December 8th, 2009 - 20:30
Thanks a lot, I was struggling to get jack to work, this is great.
There is one little html hiccup: your “echo “autospawn = no” > ~/.pulse/client.conf” line came out as “echo “autospawn = no” > ~/.pulse/client.conf”.
December 8th, 2009 - 20:47
Ah ta. Fixed now.
December 13th, 2009 - 04:59
Many thanks, this information is not widely known.
What does the last script, pulse-session, do? I am making these settings on Fedora 12, and pulse-session does not seem to exist on Fedora.
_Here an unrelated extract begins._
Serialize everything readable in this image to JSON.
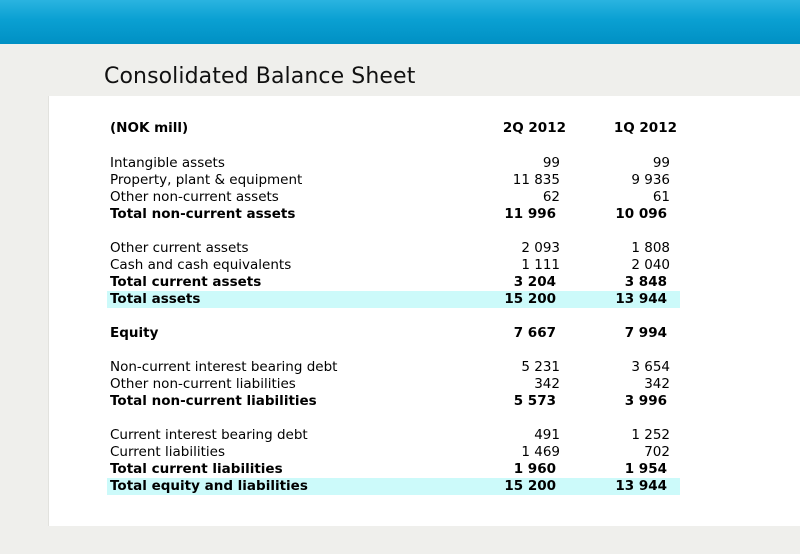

December 13th, 2009 - 11:03
pulse-session seems to just re-launch pulse audio with the system defaults. Try replacing it with
January 9th, 2010 - 09:28
Thanks, this tipp helped me very much. Still having problem with assigning the port names (Using M-Audio M1010LT)
Warm Regards
Hans
February 28th, 2010 - 08:59
Thanks a lot for providing this information. Nevertheless I have encountered the following problem when trying to install the package pulseaudio-module-jack:
–
$ sudo apt-get install pulseaudio-module-jack
Reading package lists… Done
Building dependency tree
Reading state information… Done
Some packages could not be installed. This may mean that you have
requested an impossible situation or if you are using the unstable
distribution that some required packages have not yet been created
or been moved out of Incoming.
The following information may help to resolve the situation:
The following packages have unmet dependencies:
pulseaudio-module-jack: Depends: libpulse0 (= 1:0.9.19-0ubuntu4+withjack0) but 1:0.9.19-0ubuntu4.1 is to be installed
Depends: pulseaudio (= 1:0.9.19-0ubuntu4+withjack0) but 1:0.9.19-0ubuntu4.1 is to be installed
E: Broken packages
–
Any help is very much appreciated.
March 7th, 2010 - 11:11
Same error message for me here.. please help
March 7th, 2010 - 11:13
Nothing I can do. Package maintainer has updated his build.